The wall was unchanged, the intrusion was gone, the bathroom door
was as benign as it had always been. It was then that I decided that I
had truly gone mad. It had been so real, so vibrant, so tangible, and
unavoidable.
I spent that night sleeping in my living room…
…and sure enough, my troubles returned.
My sleep came to an abrupt end as that carnivorous sound
erupted throughout
the house.
Pipes bent,
walls folded, floors
contorted, and I sat at the center
of the intoxicating chaos
around me.
Everything pulsed with an unnatural
undulation,
as if reality itself
was retching itself up from the very foundations of creation.
The abyss broke
through the windows as the intrusion seeped through the cracks
of my living space.
I didn’t know where to go;
I didn’t know where I could go.
Everything spun and everything collapsed under the pressure of the disembodiment of reality. I scrambled to my feet and ran down the hallway, trying to find my way out of the labyrinth that was once my home, but whenever I got close to where my front door should have been, I ended up back in my room, and at the center of it all, was that damned intruder, the perversion of space, the black void of nothingness that led to nowhere.

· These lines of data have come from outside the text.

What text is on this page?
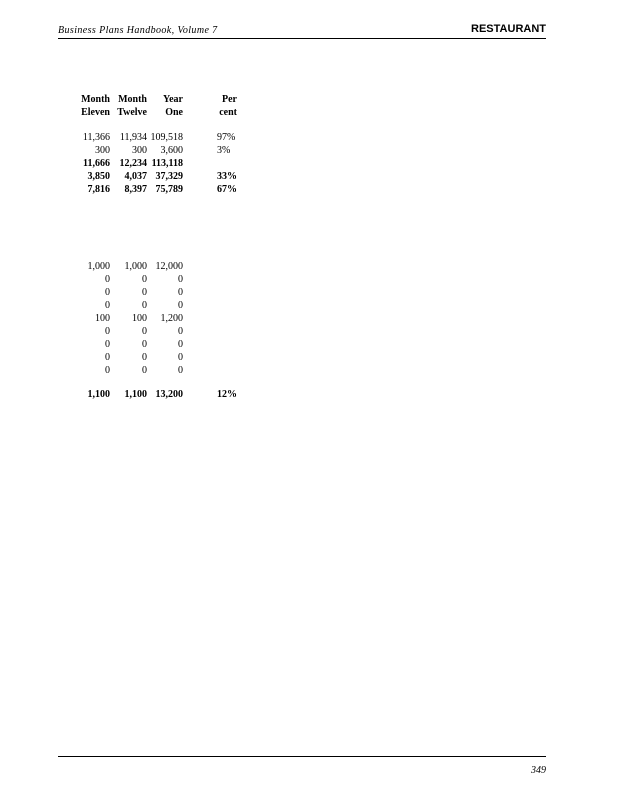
Business Plans Handbook, Volume 7	RESTAURANT
Month Month	Year	Per
Eleven Twelve	One	cent
11,366 11,934 109,518	97%
300	300	3,600	3%
11,666 12,234 113,118
3,850	4,037 37,329	33%
7,816	8,397 75,789	67%
1,000	1,000 12,000
0	0	0
0	0	0
0	0	0
100	100	1,200
0	0	0
0	0	0
0	0	0
0	0	0
1,100	1,100 13,200	12%
349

It just stood there, not attached to anything at all,
a hole in reality hovering, praying, simply being existent
with its own non-existence. An impossibility impossibly
before me, yet before me nonetheless. I turned away
from it and ran, ran until my veins burned, but every time
I thought I had found my way out, I would be confronted
with the monolith of the intruder. With all the chaos around
me, this ebon gap was peaceful, serene, almost tranquil
in its lack of substance. It was almost holy,
almost divine.
But I cannot give up, I could not give up.
I ran and ran and ran and ran until my lungs felt like
sandpaper. Finally, I collapsed, I fell to my
hands and knees. My house was barely there, a
swirling mess of debris save for the parts I had
rested upon, and there before me, ever vigilant,
was that thing, that emptiness. It called to me
with a harmonizing hum, a comforting buzz,
a cosmic purring that lured me closer to it.

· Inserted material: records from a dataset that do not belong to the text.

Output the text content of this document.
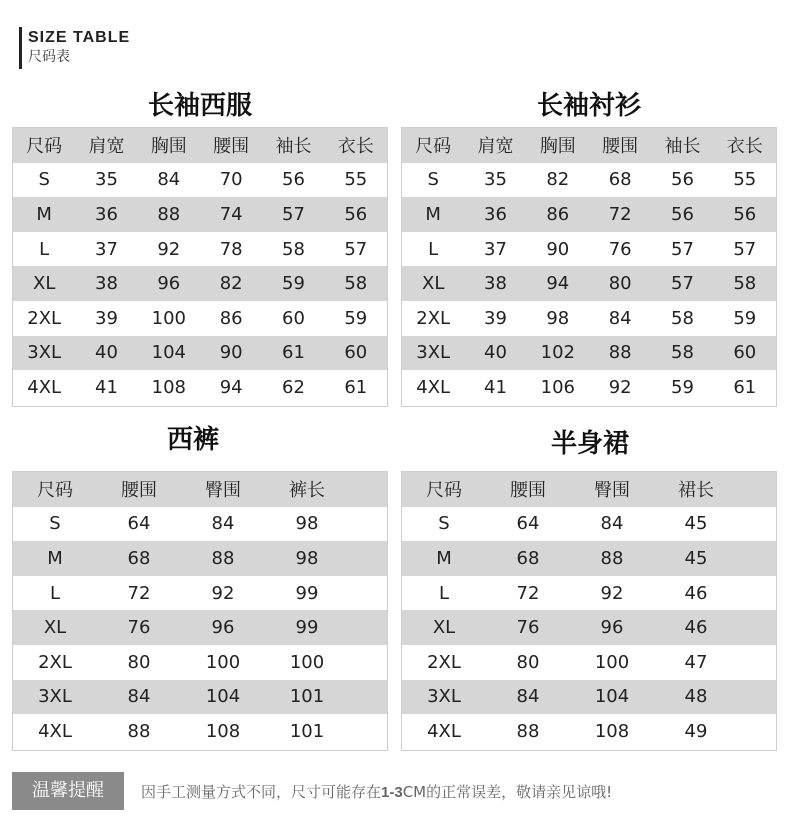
SIZE TABLE
尺码表
长袖西服
尺码	肩宽	胸围	腰围	袖长	衣长
S	35	84	70	56	55
M	36	88	74	57	56
L	37	92	78	58	57
XL	38	96	82	59	58
2XL	39	100	86	60	59
3XL	40	104	90	61	60
4XL	41	108	94	62	61
长袖衬衫
尺码	肩宽	胸围	腰围	袖长	衣长
S	35	82	68	56	55
M	36	86	72	56	56
L	37	90	76	57	57
XL	38	94	80	57	58
2XL	39	98	84	58	59
3XL	40	102	88	58	60
4XL	41	106	92	59	61
西裤
尺码	腰围	臀围	裤长
S	64	84	98
M	68	88	98
L	72	92	99
XL	76	96	99
2XL	80	100	100
3XL	84	104	101
4XL	88	108	101
半身裙
尺码	腰围	臀围	裙长
S	64	84	45
M	68	88	45
L	72	92	46
XL	76	96	46
2XL	80	100	47
3XL	84	104	48
4XL	88	108	49
温馨提醒	因手工测量方式不同，尺寸可能存在1-3CM的正常误差，敬请亲见谅哦!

I knew this thing was malevolent, but for whatever
reason, when it beckoned my name like an
echo eons old, I had to obey. Slowly I climbed to
my feet and hobbled closer towards the empty hole.
Everything spun like a tunnel around my pathway
with me at one end and the monolith of
void at the other.
I stepped closer and reached out towards it. Completely giving into my fears yet abandoning them just the same. The tips of my fingers touched and then fell through. I don’t remember much else. I awoke on my bed, a sweaty mess of tangled sheets and torn fabric. I can’t remember anything at all.
The wall was as it always had been.
The bathroom door fit.
…but a darkness now found its home inside of me, and whenever I closed my eyes, even to blink, I see it, that ominous void, calling to me, pulling me, summoning me to join it somewhere in the outermost reaches of the cosmos, beyond reality where all things fall apart.